Литмир - Электронная Библиотека
A
A

Пока мой квартирный хозяин сговаривал меня на женитьбу, тем временем в Великанах назревала и никак не могла назреть женитьба двоюродного брата Володи, отставного мичмана Тихоокеанского флота. Вот уж кто зажился в холостяках! Дядя Федор и уговаривать пробовал его, и строжился, грозился без Володи пойти и высватать кого-нибудь, однако тот виновато утирал потемневшую лысую голову и бубнил:

– Не надо, бать… Придет время – сам женюсь.

Время его уже пришло и теперь проходило: Володе было под сорок.

– Эх, мать т-твою, – тоскливо вздыхал дядя Федор. – Никуда ты у меня не годный: ни в офицеры выйти, ни жениться. И в кого такой уродился?

И вспоминал своих старших сыновей, погибших на фронте. Дескать, они головы сложили, чтобы поскребышу жить да ребятишек рожать, а он вишь что: ходит как кладеный бык. А ну случись опять война, кого на фронт брать? Не старикам же, битым, калеченным, отдуваться? Да и стариков-то нет, постареть не успели… Володя упорно избегал женщин, бывало, на гулянках даже прятался от них. Крадучись сбежит домой, заведет трофейный «БМВ» и летит на Божье – только шуба заворачивается. Как-то раз дядя Леня Христолюбов не выдержал, взял его в оборот. Дело было уже после того, как великановскому знахарю запретили пользовать людей.

– Да я тебя! – стучал он в грудь. – Махом в строй поставлю. Если чужих людей мужиками делал – из тебя, родного, племенного бугая сделаю!

Володя сначала покраснел, оскорбился, но вдруг возмутился:

– В гробу я видал твое лечение! А здоровья во мне – хоть чалку набрасывай и швартуйся! И вообще, отвалите вы от меня…

Прожив до весны у Степана Петровича, я вырвался в Великаны и подгадал к цветению черемухи по берегам Рожохи.
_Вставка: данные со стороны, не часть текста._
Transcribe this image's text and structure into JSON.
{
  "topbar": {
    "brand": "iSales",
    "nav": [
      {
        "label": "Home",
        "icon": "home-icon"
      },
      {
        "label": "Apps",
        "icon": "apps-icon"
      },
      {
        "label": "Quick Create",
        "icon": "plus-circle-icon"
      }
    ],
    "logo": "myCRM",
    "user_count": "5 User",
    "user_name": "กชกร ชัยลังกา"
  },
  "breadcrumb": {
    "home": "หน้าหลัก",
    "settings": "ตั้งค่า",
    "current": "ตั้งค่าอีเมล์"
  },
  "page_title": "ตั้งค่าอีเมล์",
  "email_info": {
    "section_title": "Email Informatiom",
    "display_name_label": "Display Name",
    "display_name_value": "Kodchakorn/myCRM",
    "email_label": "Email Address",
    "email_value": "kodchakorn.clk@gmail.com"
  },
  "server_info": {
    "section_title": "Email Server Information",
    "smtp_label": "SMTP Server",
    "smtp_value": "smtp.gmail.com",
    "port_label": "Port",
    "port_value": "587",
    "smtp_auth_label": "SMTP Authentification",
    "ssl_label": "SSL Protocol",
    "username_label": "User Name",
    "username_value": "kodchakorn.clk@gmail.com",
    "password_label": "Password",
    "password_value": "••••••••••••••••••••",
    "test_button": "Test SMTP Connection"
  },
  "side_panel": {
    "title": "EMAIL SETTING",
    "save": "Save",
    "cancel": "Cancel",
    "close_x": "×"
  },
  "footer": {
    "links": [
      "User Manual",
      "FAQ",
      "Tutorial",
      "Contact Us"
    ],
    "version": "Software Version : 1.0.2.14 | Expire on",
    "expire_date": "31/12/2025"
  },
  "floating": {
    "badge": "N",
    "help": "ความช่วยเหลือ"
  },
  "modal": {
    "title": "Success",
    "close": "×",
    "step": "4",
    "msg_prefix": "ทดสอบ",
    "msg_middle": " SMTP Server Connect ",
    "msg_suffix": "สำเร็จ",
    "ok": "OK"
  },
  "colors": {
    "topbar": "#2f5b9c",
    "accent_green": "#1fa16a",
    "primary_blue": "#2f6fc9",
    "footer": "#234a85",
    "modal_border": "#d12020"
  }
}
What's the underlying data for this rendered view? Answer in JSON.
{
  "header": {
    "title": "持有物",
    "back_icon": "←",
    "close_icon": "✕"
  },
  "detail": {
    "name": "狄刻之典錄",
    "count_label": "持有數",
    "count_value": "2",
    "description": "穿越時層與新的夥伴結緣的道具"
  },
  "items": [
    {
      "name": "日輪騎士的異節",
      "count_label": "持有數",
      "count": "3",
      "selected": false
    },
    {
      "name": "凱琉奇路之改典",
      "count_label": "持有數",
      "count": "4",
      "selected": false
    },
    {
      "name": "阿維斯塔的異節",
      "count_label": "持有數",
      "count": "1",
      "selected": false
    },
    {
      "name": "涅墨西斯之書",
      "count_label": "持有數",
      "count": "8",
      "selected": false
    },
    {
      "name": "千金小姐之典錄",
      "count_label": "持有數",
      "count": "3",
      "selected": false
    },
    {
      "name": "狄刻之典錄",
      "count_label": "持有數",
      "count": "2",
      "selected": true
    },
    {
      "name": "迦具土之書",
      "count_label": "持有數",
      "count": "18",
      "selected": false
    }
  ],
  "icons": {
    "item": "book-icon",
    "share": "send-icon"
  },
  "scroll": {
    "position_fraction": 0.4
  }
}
Только вот «инвалидной команды» под ней не было. У самой воды сидели два одноногих фронтовика – Туров и Петруха Карасев да примкнувший к ним дядя Федор. Лаптошное поле, когда-то выбитое босыми ногами до земли, затянулось травой-ползунком, и кое-где набирали силу метелки кустарников. Разве что по-прежнему рьяно пикировал на землю бекас-штурмовик, и от его боевого треска все ниже к воде стелились легкие, стремительные стрижи.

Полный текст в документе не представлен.